Am I wrong to be a little uncomfortable about all this? Boylan is almost certainly a partisan hack, and an unusually boneheaded one at that. So it's certainly not a great thing that he's foisting his hackery upon us from the Army. That said, I really wouldn't like to see the factosphere adopt the tactics or mentality of the wingnutosphere.

I'm not saying that's happening, and obviously Col. Boylan could use a little humiliation, but . . . does he deserve any bad things beyond that?

I dunno, the guy's in Iraq, I feel like he deserves some slack. I wish he would 'fess up, be embarrassed, and move on.

I find the right-wing, scalp-hunting lynch mobs -- even when directed at someone who made a mistake -- to be grotesque and the last thing I would want to do is replicate that. Nothing I am writing is personal to Col. Boylan in any way. My goal is not to have him fired, or disciplined or anything else (in comments yesterday, Che Pasa asked a similar question and my reply is here).

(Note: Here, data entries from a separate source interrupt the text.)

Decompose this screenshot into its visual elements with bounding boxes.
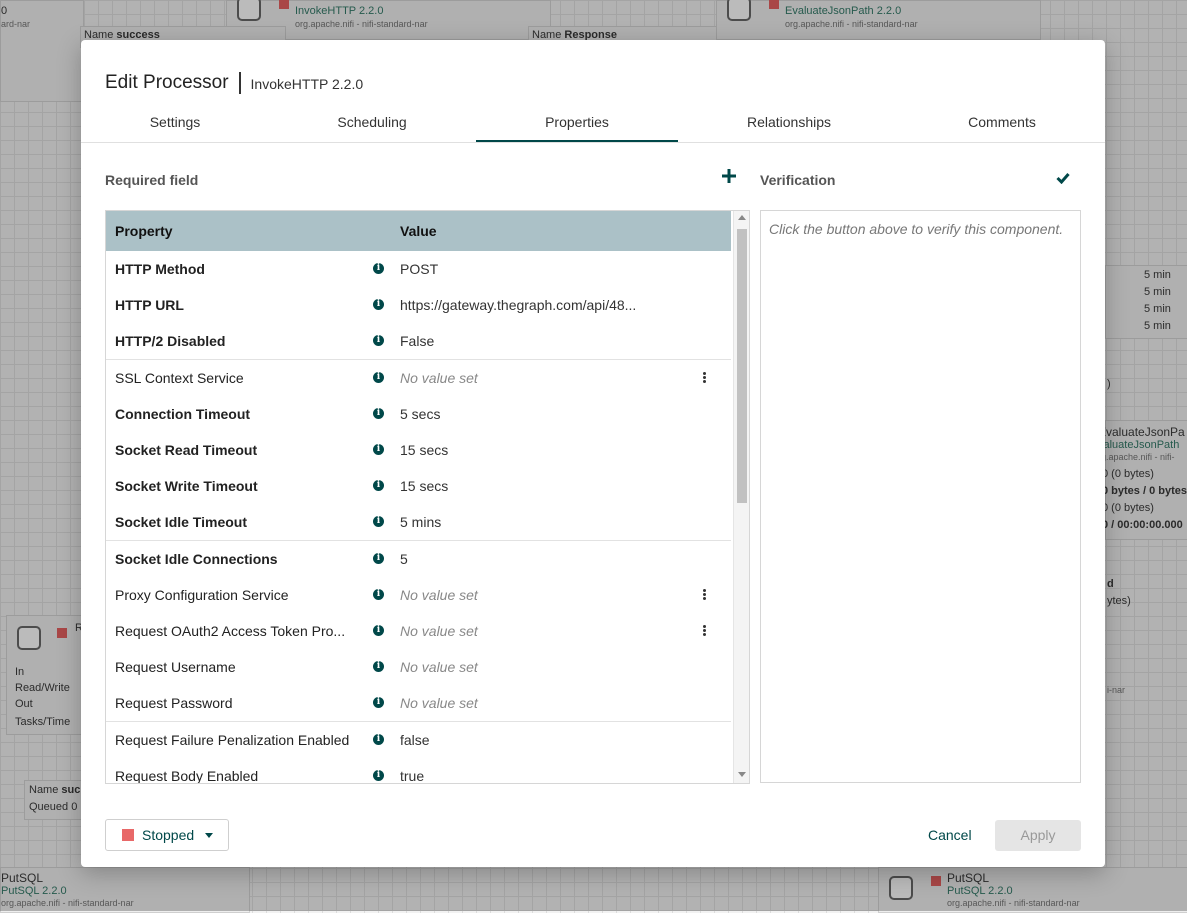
property-value[interactable]: 5 mins xyxy=(400,514,441,530)
info-icon[interactable]: i xyxy=(373,625,384,636)
info-icon[interactable]: i xyxy=(373,733,384,745)
property-value[interactable]: No value set xyxy=(400,695,478,711)
property-value[interactable]: true xyxy=(400,768,424,783)
properties-table: Property Value HTTP Method i POST HTTP URL i… xyxy=(105,210,750,784)
table-row[interactable]: Request Body Enabled i true xyxy=(106,757,731,784)
property-name: HTTP/2 Disabled xyxy=(115,333,226,350)
property-name: HTTP URL xyxy=(115,297,184,314)
table-row[interactable]: Request Failure Penalization Enabled i fal… xyxy=(106,721,731,759)
info-icon[interactable]: i xyxy=(373,371,384,383)
tab-bar: Settings Scheduling Properties Relations… xyxy=(81,102,1105,143)
dialog-title: Edit Processor InvokeHTTP 2.2.0 xyxy=(105,72,363,94)
verification-label: Verification xyxy=(760,172,836,188)
table-row[interactable]: Socket Idle Timeout i 5 mins xyxy=(106,504,731,542)
caret-down-icon xyxy=(205,833,213,838)
table-row[interactable]: Proxy Configuration Service i No value set xyxy=(106,576,731,614)
property-name: Request Body Enabled xyxy=(115,767,259,784)
stopped-icon xyxy=(122,829,134,841)
property-value[interactable]: No value set xyxy=(400,587,478,603)
run-status-button[interactable]: Stopped xyxy=(105,819,229,851)
table-row[interactable]: SSL Context Service i No value set xyxy=(106,359,731,397)
table-scrollbar[interactable] xyxy=(733,211,749,783)
table-row[interactable]: Request OAuth2 Access Token Pro... i No va… xyxy=(106,613,731,650)
property-value[interactable]: 15 secs xyxy=(400,442,448,458)
cancel-button[interactable]: Cancel xyxy=(928,827,972,843)
tab-comments[interactable]: Comments xyxy=(902,102,1102,142)
table-row[interactable]: Connection Timeout i 5 secs xyxy=(106,395,731,433)
info-icon[interactable]: i xyxy=(373,697,384,709)
more-options-icon[interactable] xyxy=(703,371,706,384)
header-property: Property xyxy=(115,223,173,239)
table-row[interactable]: Request Password i No value set xyxy=(106,685,731,723)
info-icon[interactable]: i xyxy=(373,444,384,455)
property-name: Socket Read Timeout xyxy=(115,442,258,458)
add-property-icon[interactable] xyxy=(722,169,736,183)
property-value[interactable]: 5 xyxy=(400,551,408,567)
required-field-label: Required field xyxy=(105,172,199,188)
property-value[interactable]: No value set xyxy=(400,623,478,639)
dialog-title-text: Edit Processor xyxy=(105,72,229,93)
table-row[interactable]: Socket Read Timeout i 15 secs xyxy=(106,432,731,469)
verification-panel: Click the button above to verify this co… xyxy=(760,210,1081,783)
header-value: Value xyxy=(400,223,437,239)
table-row[interactable]: HTTP/2 Disabled i False xyxy=(106,323,731,361)
property-name: Request Failure Penalization Enabled xyxy=(115,731,350,748)
property-name: HTTP Method xyxy=(115,261,205,277)
dialog-subtitle: InvokeHTTP 2.2.0 xyxy=(250,76,364,92)
property-name: Request OAuth2 Access Token Pro... xyxy=(115,623,346,639)
property-name: Socket Write Timeout xyxy=(115,478,258,495)
info-icon[interactable]: i xyxy=(373,480,384,492)
scroll-up-icon[interactable] xyxy=(738,215,746,220)
run-status-label: Stopped xyxy=(142,827,195,843)
property-name: Socket Idle Timeout xyxy=(115,514,247,531)
info-icon[interactable]: i xyxy=(373,407,384,419)
title-divider xyxy=(238,72,241,94)
property-name: Socket Idle Connections xyxy=(115,550,278,567)
property-name: Request Password xyxy=(115,695,233,712)
table-row[interactable]: Socket Idle Connections i 5 xyxy=(106,540,731,578)
verify-check-icon[interactable] xyxy=(1056,172,1070,184)
property-value[interactable]: 5 secs xyxy=(400,406,440,422)
info-icon[interactable]: i xyxy=(373,588,384,600)
property-value[interactable]: POST xyxy=(400,261,438,277)
info-icon[interactable]: i xyxy=(373,263,384,274)
info-icon[interactable]: i xyxy=(373,516,384,528)
property-value[interactable]: No value set xyxy=(400,370,478,386)
more-options-icon[interactable] xyxy=(703,625,706,637)
property-value[interactable]: false xyxy=(400,732,430,748)
verification-text: Click the button above to verify this co… xyxy=(769,221,1064,237)
apply-button[interactable]: Apply xyxy=(995,820,1081,851)
more-options-icon[interactable] xyxy=(703,588,706,601)
property-name: Request Username xyxy=(115,659,236,676)
info-icon[interactable]: i xyxy=(373,661,384,673)
tab-settings[interactable]: Settings xyxy=(105,102,245,142)
property-name: Connection Timeout xyxy=(115,405,251,422)
tab-scheduling[interactable]: Scheduling xyxy=(272,102,472,142)
table-row[interactable]: HTTP Method i POST xyxy=(106,251,731,288)
property-value[interactable]: False xyxy=(400,333,434,349)
property-value[interactable]: 15 secs xyxy=(400,478,448,494)
table-row[interactable]: HTTP URL i https://gateway.thegraph.com/ap… xyxy=(106,287,731,325)
tab-properties[interactable]: Properties xyxy=(476,102,678,142)
property-name: SSL Context Service xyxy=(115,369,244,386)
edit-processor-dialog: Edit Processor InvokeHTTP 2.2.0 Settings… xyxy=(81,40,1105,867)
property-value[interactable]: No value set xyxy=(400,659,478,675)
table-row[interactable]: Socket Write Timeout i 15 secs xyxy=(106,468,731,506)
scroll-thumb[interactable] xyxy=(737,229,747,503)
property-value[interactable]: https://gateway.thegraph.com/api/48... xyxy=(400,297,636,313)
scroll-down-icon[interactable] xyxy=(738,772,746,777)
info-icon[interactable]: i xyxy=(373,335,384,347)
info-icon[interactable]: i xyxy=(373,769,384,781)
table-row[interactable]: Request Username i No value set xyxy=(106,649,731,687)
table-header: Property Value xyxy=(106,211,731,251)
tab-relationships[interactable]: Relationships xyxy=(688,102,890,142)
info-icon[interactable]: i xyxy=(373,299,384,311)
property-name: Proxy Configuration Service xyxy=(115,586,289,603)
info-icon[interactable]: i xyxy=(373,552,384,564)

Boylan personally isn't the point here at all. Even when someone makes a serious mistake -- and everyone, at some point, does -- some sense of proportion is required, exactly what the drooling, scalp-demanding mobs on the Right so repugnantly lack.

But Col. Boylan isn't just some low-level grunt or randomly selected reporter; he's the chief spokesman for Gen. Petraeus, managing the press for the top level war leadership. And there is a vitally important issue here -- the one Froomkin identified. I think it's important to know whether Col. Boylan sent the email -- or at least compel the military to acknowledge that finding out is important -- precisely because that email represents and reveals the sort of toxic politicization of the military that has increased palpably, and dangerously, over the last year. That -- and not Col. Boylan -- is why this issue requires attention, and it's why it has been (since Sunday) claiming my attention.

UPDATE II: Salon reporter Farhad Manjoo has now written a lengthy story on Col. Boylan and the email matter. He did a great job of assembling and discovering the facts which illuminate these issues. The story, which Salon is running today as its cover story, is here.